When cases are united, they are listed alphabetically and the first case gives the entire decision its name. In this instance, the first case arose from a state outside the old Confederacy. Oliver Brown went to court because his daughter, a third grader, was forced to walk across dangerous railroad tracks each morning rather than being allowed to attend a nearby school restricted to whites. His lawsuit became Brown v. Board of Education of Topeka, Kansas.

Thurgood Marshall decided that the time had come to attack not the unfair applications of the “separate but equal” principle but the doctrine itself. Even with the same funding and facilities, he insisted, segregation was inherently unequal since it stigmatized one group of citizens as unfit to associate with others. Drawing on studies by New York psychologists Kenneth and Mamie Clark, Marshall argued that segregation did lifelong damage to black children, undermining their self-esteem. In its legal brief, the Eisenhower administration did not directly support Marshall’s position, but it urged the justices to consider “the problem of racial discrimination... in the context of the present world struggle between freedom and tyranny.” Other peoples, it noted, “cannot understand how such a practice can exist in a country which professes to be a staunch supporter of freedom, justice, and democracy.”

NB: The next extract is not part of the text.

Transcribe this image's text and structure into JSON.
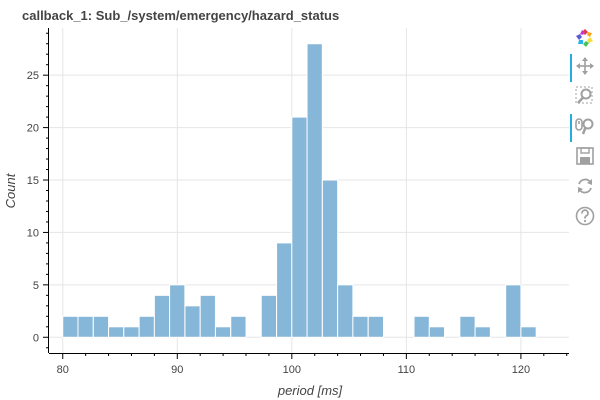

The new chief justice, Earl Warren, managed to create unanimity on a divided Court, some of whose members disliked segregation but feared that a decision to outlaw it would spark widespread violence. On May 17, 1954, Warren himself read aloud the decision, only eleven pages long. Segregation in public education, he concluded, violated the equal protection of the laws guaranteed by the Fourteenth Amendment. “In the field of education, the doctrine of ‘separate but equal’ has no place. Separate educational facilities are inherently unequal.”

The black press hailed the Brown decision as a “second Emancipation Proclamation.” And like its predecessor it was in many ways a limited document. The decision did not address segregation in institutions other than public schools or ban all racial classifications in the law, such as statutes prohibiting interracial marriage. It did not address the de facto school segregation of the North, which rested on housing patterns rather than state law. It did not order immediate implementation but instead called for hearings as to how segregated schooling should be dismantled. But Brown marked the emergence of the “Warren Court” as an active agent of social change. And it inspired a wave of optimism that discrimination would soon disappear. “What a wonderful world of possibilities are unfolded for the children,” wrote the black novelist Ralph Ellison.